Marie Palot présente le magazine "Zine! Zine!" sur Okoo (France Télévisions), l’émission "Popcorn" sur Twitch et le podcast dédié aux mangas et à la culture japonaise, "Yamanote", sur France Inter. Un signe de la démocratisation de la culture manga et des dessins animés japonais, dits animés, auprès du grand public.
Et pour cause: en 2021, 40 millions de mangas se sont vendus en France. Pour la première fois, la vente des bandes dessinées japonaises a dépassé celle de leurs cousines franco-belges, une bande dessinée vendue sur deux étant un manga.
"L'équipe de France Inter a énormément participé à la création du podcast ‘Yamanote’. Ils se sont montrés curieux et bienveillants vis-à-vis du sujet, explique Marie Palot à la RTS. Ce podcast est destiné à vulgariser la culture pop japonaise et le manga pour les auditeurs de France Inter. La radio est allée plus loin en se positionnant sur un nouveau média en ligne, en organisant la soirée spéciale ‘La nuit du manga’, retransmise en direct sur Twitch."
Un tour de Tokyo en métro
"Yamanote" est le nom d’une ligne de métro tokyoïte très empruntée, dont le parcours est une boucle. Elle dessert les stations les plus connues de la capitale japonaise. C’est aussi le fil narratif du podcast de Marie Palot. Chaque arrêt de la ligne de métro constitue un épisode et un thème en particulier. "Si vous souhaitez vous rendre au plus grand carrefour du monde, le passage piéton de Shibuya, vous empruntez la ligne Yamanote. Idem pour découvrir Shinjuku, le quartier rouge. C’est une ligne de métro à la fois iconique et très reconnaissable à sa couleur verte. C’est ma ligne de métro favorite, car je sais que si je m’y endors, peu importe où je m’arrêterai, je retrouverai mon chemin."

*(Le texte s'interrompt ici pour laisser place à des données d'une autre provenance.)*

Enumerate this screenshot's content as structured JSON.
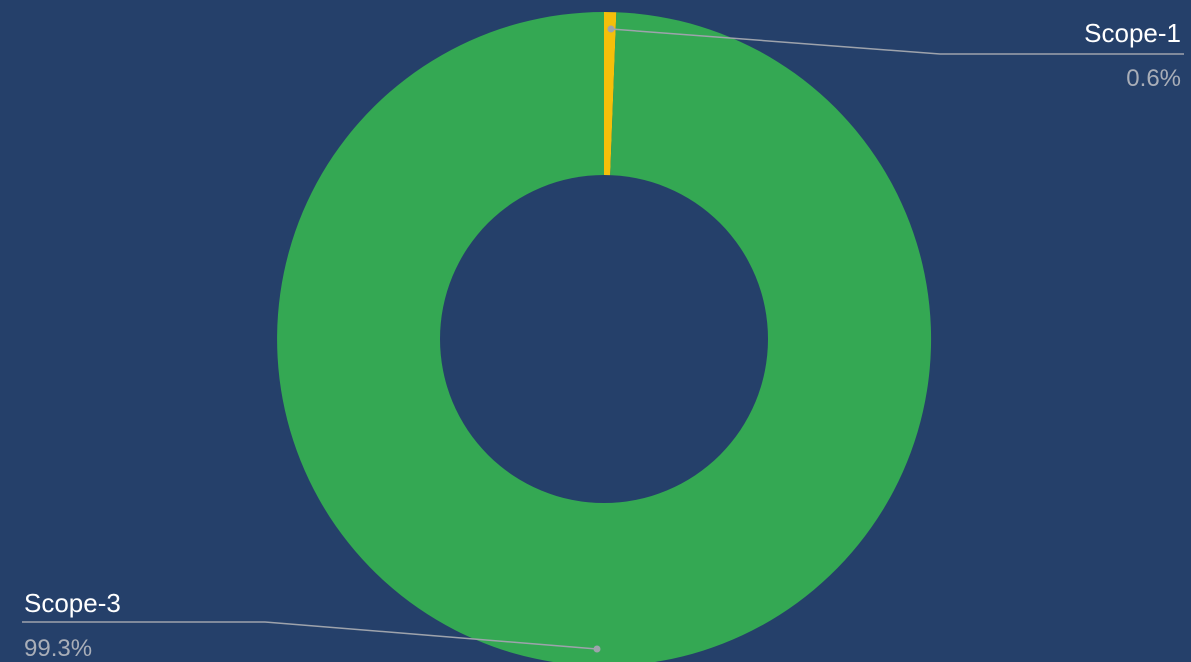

Un média à la fois féministe et sexiste
Arrêt Shinjuku: on y trouve le quartier rouge de Kabukicho, où des bars et des salons de massage se disputent le pavé avec la tête géante de Godzilla. Une zone chaude et remplie de Yakuzas que j’ai pu, à titre personnel, traverser seule en pleine nuit sans jamais être inquiétée. Dans une société ultra-patriarcale comme le Japon, la mouvance 'MeToo' balbutie à peine. Libérer la parole demande du courage, un courage qui trouve son public dans le manga, avec des titres engagés qui vont dans le sens du progrès.
Dans l’un des épisodes de son podcast, Marie Palot aborde le sujet du féminisme et du sexisme dans les mangas. Deux mots qui se télescopent: "Si vous demandez à des Japonais ce qu’ils pensent du sexisme ou de la représentation féminine dans les mangas, vous n’aurez pas de réponse car le sujet n’existe pas. Pourtant, chez nous en Occident, cette interrogation est récurrente et sujette à débat. Les fans de mangas sont très conscients de ce phénomène d’hyper-sexualisation des personnages féminins et masculins", précise Marie Palot.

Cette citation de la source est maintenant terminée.